It’s not as warm here as I remember, but then again I suppose it is only the beginning of May. The hills here are very quickly turning from a lush green to straw…not quite yet, but you can see them becoming blonder - especially here on the coast.
Still, it feels like a new season is coming. The daylight hours stretch a little farther into the evening. Sand is filling in the reef on the beach just down the street. Years ago, my friend Pennie explained to me that there is a seasonal “sand cycle” here. That during the Winter, the sand is carried out into the ocean and in the Summer, it returns and the rocky beach becomes smooth with the sand’s return.
I’ve walked down to the ocean almost every day and many times twice a day. The edge of the world. I like being on the edge…I imagine a map and that where I am is as far as you can go. In ecology the transition between biological communities happens is called an ecotone. There is typically a great deal of life in the ecotone and so it is here with the human life…families with children come to discover life in the tide pools, weddings happen here at the edge… all times of the day there are people walking , sometimes you see people parasailing…surfing of course. A lot happens in that space in between. I love that.
Looking out at a horizon- especially a sea horizon, has a calming effect on the nervous system. It has a name: “horizon gazing". Maybe that’s why I like it so much- the calming effect. Even on the little island being where I could see the horizon gave a kind of hope- hint of a something “out there”. Sometimes at night when I waited for my husband to come home I would walk down to the water’s edge and look out at the night sky and the often spectacular clouds. It was almost surreal in how beautiful it was... And then there was this sunrise when I was very alone on the little island, just working on breathing after a difficult blow. Just me by the sea.
Do you know this song? It’s a little bitter-sweet…. Susan Cain, who wrote Quiet: The Power of Introverts in a World that Can’t Stop Talking also wrote another book called Bitter Sweet: How Sorrow and Longing Make Us Whole. In Bitter Sweet she writes about how songs that have a have that sort of longing sadness are actually uplifting and comforting- they connect us to those very human emotions that we all share in common - that break down our walls and speak with such honesty and vulnerability. I love a good bittersweet song…
Some others I love are Patsy Cline songs like Crazy, Leonard Cohen’s Hallelujah, John Prine and Bonnie Raitt’s Angel from Montgomery , Audrey Hepburn singing Moon River …and this one that brings my ex-husband to mind and tears… James Taylor Fire and Rain. It’s good to hear these tunes….it’s good to sit in those bitter sweet spaces…life isn’t black and white…there is a lot of gray. There is a lot of richness, growth and healing in those spaces.
We love the arts is because they make us feel something. Feeling connects us to life and our humanity. That’s why we watch movies, go to concerts, read books…look at art. We want to feel.
There is a podcast I have loved for a very long time hosted by Krista Tippet. She interviews the most thoughtful deep thinkers on that show…some of my favorite interviews are with Rick Rubin : Magic, Everyday Mystery and Getting Creative, Esther Perel: The Erotic is an Antidote to Death, and Mary Oliver “I Got Saved by the Beauty of the World”. All well worth the time to listen to.
Art is how we can transmute difficult emotions, difficult times into something beautiful. A kind of alchemy. I think that a lot of children’s book writers and artists do this somewhat intuitively, sometimes consciously, sometimes not.

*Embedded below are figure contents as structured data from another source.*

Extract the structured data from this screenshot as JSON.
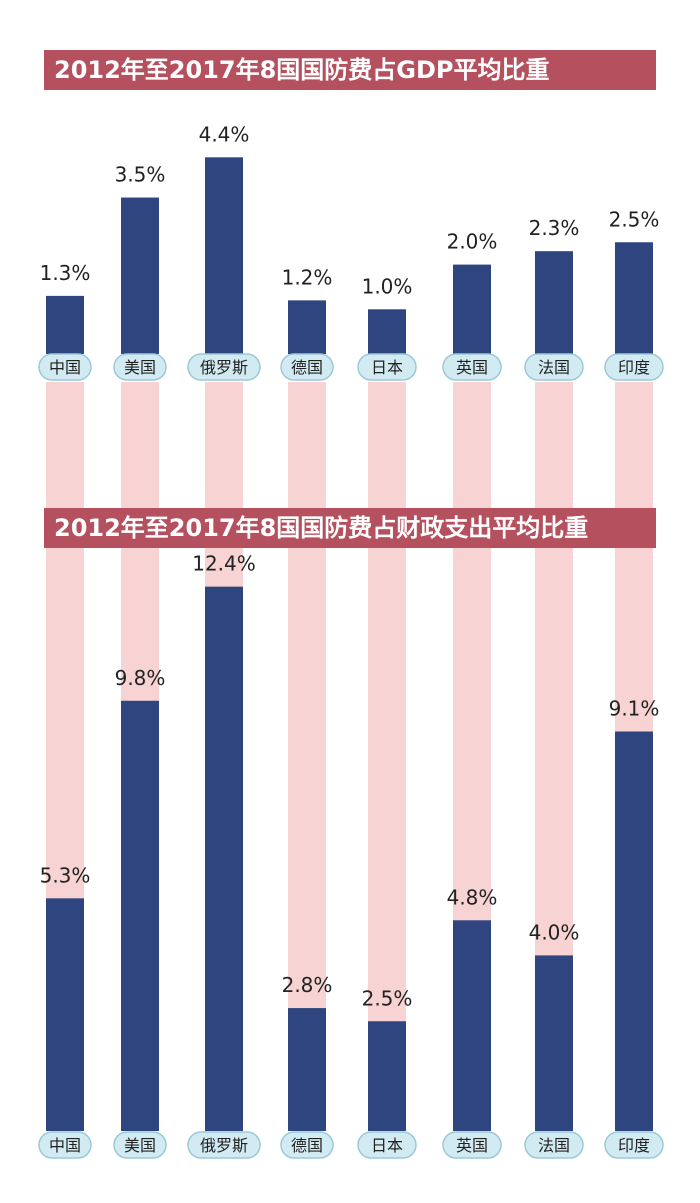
{
  "chart_data": [
    {
      "type": "bar",
      "title": "2012年至2017年8国国防费占GDP平均比重",
      "categories": [
        "中国",
        "美国",
        "俄罗斯",
        "德国",
        "日本",
        "英国",
        "法国",
        "印度"
      ],
      "values": [
        1.3,
        3.5,
        4.4,
        1.2,
        1.0,
        2.0,
        2.3,
        2.5
      ],
      "value_labels": [
        "1.3%",
        "3.5%",
        "4.4%",
        "1.2%",
        "1.0%",
        "2.0%",
        "2.3%",
        "2.5%"
      ],
      "unit": "%"
    },
    {
      "type": "bar",
      "title": "2012年至2017年8国国防费占财政支出平均比重",
      "categories": [
        "中国",
        "美国",
        "俄罗斯",
        "德国",
        "日本",
        "英国",
        "法国",
        "印度"
      ],
      "values": [
        5.3,
        9.8,
        12.4,
        2.8,
        2.5,
        4.8,
        4.0,
        9.1
      ],
      "value_labels": [
        "5.3%",
        "9.8%",
        "12.4%",
        "2.8%",
        "2.5%",
        "4.8%",
        "4.0%",
        "9.1%"
      ],
      "unit": "%"
    }
  ],
  "colors": {
    "bar": "#2e4580",
    "banner": "#b5505f",
    "column_background": "#f7d3d3",
    "pill_fill": "#d2ebf2",
    "pill_stroke": "#9cc9d6",
    "text": "#222222"
  }
}
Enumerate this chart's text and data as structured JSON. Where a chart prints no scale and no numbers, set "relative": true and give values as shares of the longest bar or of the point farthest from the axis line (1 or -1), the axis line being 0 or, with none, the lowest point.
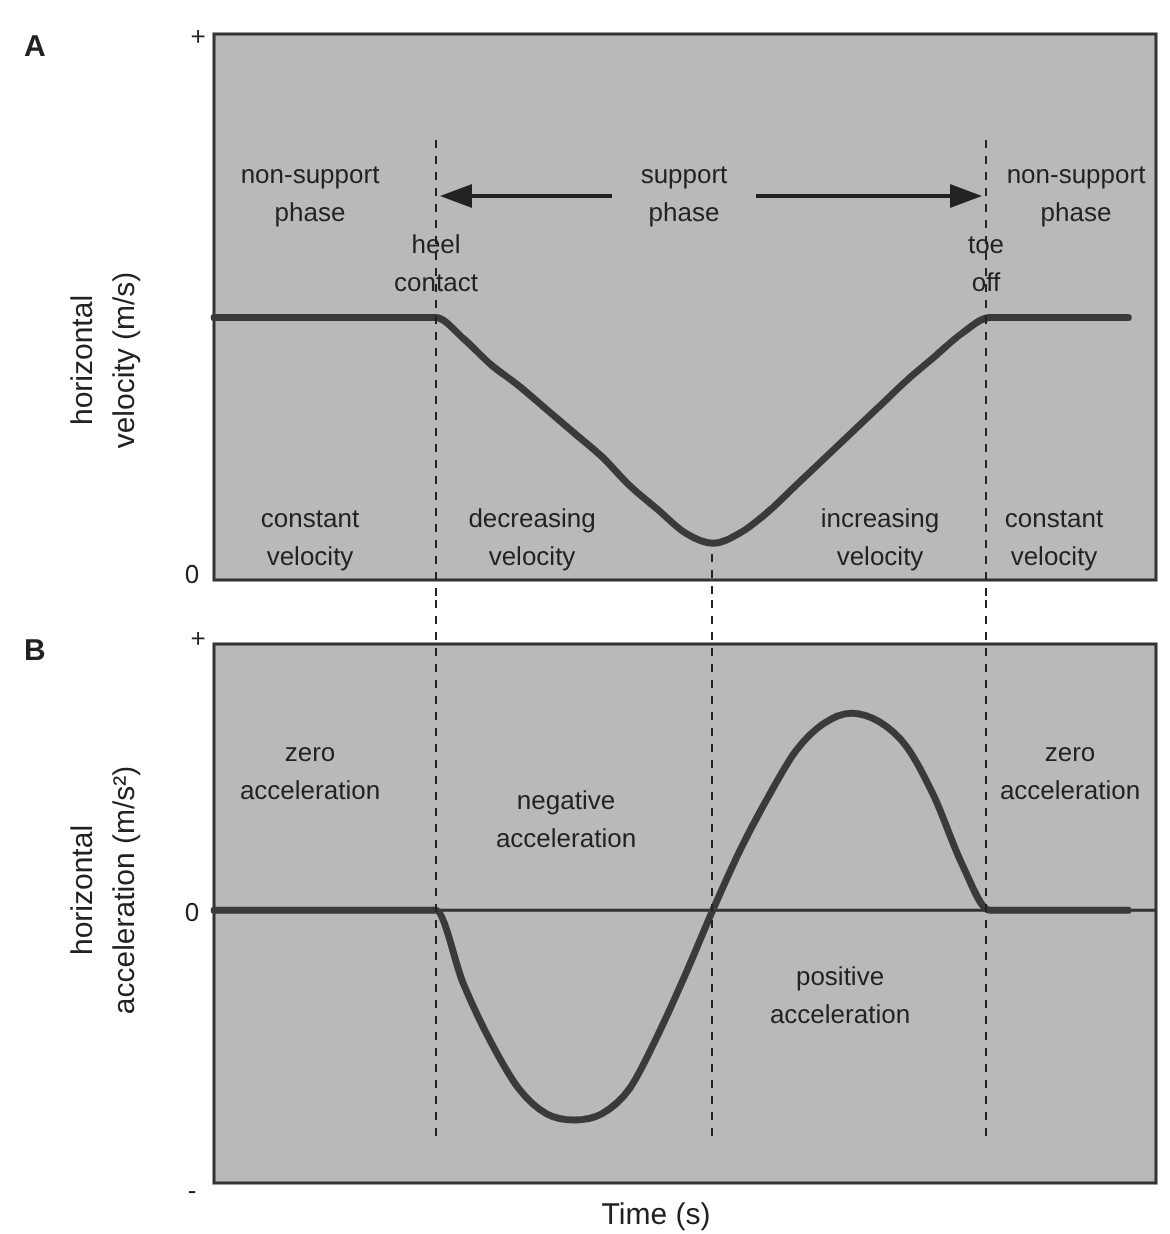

This week some of the seeds I have been planting in my career-world have been breaking through the soil. I have been nurturing some of these seeds for years, and only now do they seem ready to begin to meet to sun and grow.

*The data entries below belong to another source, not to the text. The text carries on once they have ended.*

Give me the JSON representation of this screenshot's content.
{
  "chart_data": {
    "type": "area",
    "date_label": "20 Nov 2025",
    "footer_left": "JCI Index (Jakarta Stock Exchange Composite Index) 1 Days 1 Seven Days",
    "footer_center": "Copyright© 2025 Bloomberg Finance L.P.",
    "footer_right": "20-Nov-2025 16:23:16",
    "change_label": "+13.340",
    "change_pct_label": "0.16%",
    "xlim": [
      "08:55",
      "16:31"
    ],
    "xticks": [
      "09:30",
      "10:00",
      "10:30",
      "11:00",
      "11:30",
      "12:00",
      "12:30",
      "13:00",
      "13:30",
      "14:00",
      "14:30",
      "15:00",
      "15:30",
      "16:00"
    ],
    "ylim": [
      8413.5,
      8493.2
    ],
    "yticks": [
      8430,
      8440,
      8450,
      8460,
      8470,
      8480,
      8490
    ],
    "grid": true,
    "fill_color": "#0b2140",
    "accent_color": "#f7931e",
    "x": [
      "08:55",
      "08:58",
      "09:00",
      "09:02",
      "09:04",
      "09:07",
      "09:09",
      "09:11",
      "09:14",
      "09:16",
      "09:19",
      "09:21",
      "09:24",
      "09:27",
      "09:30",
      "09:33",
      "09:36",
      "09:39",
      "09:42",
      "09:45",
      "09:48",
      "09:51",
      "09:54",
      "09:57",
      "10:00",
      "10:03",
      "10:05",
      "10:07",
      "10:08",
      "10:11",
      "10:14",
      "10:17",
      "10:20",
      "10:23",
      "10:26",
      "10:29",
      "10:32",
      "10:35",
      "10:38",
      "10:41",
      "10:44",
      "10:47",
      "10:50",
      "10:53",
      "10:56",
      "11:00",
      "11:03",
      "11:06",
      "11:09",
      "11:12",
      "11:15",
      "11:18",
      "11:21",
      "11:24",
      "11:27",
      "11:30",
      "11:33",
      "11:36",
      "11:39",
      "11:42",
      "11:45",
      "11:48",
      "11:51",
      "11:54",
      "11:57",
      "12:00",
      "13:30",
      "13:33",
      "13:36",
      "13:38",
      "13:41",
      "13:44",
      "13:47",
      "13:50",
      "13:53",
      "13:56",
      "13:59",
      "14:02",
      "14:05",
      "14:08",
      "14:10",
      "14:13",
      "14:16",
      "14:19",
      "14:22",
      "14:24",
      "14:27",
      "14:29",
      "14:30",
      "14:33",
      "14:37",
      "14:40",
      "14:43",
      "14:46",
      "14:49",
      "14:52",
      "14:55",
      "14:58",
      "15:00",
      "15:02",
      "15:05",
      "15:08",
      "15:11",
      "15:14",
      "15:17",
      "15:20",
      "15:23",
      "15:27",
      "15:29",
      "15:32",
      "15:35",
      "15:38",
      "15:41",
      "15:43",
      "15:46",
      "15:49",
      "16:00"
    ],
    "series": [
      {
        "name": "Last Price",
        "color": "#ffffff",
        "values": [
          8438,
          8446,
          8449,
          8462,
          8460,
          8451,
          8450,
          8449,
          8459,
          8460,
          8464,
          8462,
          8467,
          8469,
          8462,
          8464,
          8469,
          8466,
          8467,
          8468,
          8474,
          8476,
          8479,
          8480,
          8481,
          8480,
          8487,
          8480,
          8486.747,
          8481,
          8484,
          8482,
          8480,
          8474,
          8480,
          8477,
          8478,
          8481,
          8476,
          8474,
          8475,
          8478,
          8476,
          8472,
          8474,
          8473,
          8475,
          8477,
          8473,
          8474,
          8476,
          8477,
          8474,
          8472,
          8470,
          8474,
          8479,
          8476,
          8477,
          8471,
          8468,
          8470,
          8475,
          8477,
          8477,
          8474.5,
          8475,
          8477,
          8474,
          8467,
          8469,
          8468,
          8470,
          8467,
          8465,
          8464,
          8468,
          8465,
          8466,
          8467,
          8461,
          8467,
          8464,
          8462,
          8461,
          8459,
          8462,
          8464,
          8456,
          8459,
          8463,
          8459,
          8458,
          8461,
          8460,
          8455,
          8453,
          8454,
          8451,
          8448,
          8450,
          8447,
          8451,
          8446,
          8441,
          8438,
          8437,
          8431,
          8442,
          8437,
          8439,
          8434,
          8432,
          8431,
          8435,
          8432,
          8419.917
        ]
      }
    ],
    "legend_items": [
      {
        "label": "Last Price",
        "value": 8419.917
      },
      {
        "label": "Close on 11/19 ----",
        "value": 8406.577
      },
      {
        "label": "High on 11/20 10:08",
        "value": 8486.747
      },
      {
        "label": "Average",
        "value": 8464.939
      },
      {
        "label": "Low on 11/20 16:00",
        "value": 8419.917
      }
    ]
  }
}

There is nothing linear for me about the creative process. It refuses to stick to planned schedule and percolates and takes form slowly. And maybe it’s the same thing with life. There is almost nothing that has gone to plan in my life- really, almost nothing. Funny. I’m trying to pay attention to the lessons and act accordingly.
When I drive I often times listen to podcasts. Yesterday I listened to one about people who had near death experiences… I’ve never had one, but I have experienced some unusual things that I cannot explain in a conventional way. One such thing was when my oldest nephew was born… that night I awoke in the middle of the night feeling the presence of my mom’s parents. It was a very specific thought that there was no doubt around. Then a little while later I received a phone call that my nephew had arrived. A little family check in. There is so much we don’t understand about the world…
I don’t remember dreaming much - if at all, on the little island. I journaled quite a bit, but there is little mention of dreams from that time…before we left for the misadventure, there we had a tagboard pinned with dreams and goals… everything is “before the little island” and after…After being a depleted state…and before being a rich and happy time. Maybe I’m idealizing, but I don’t think so…not based the evidence.
Do any of you have any sorries to share in the realm of dreams and things just beyond our comprehension? I’d also love to hear about your experiences with intuition or a kind of knowing that guided you in some way. I’d love to hear.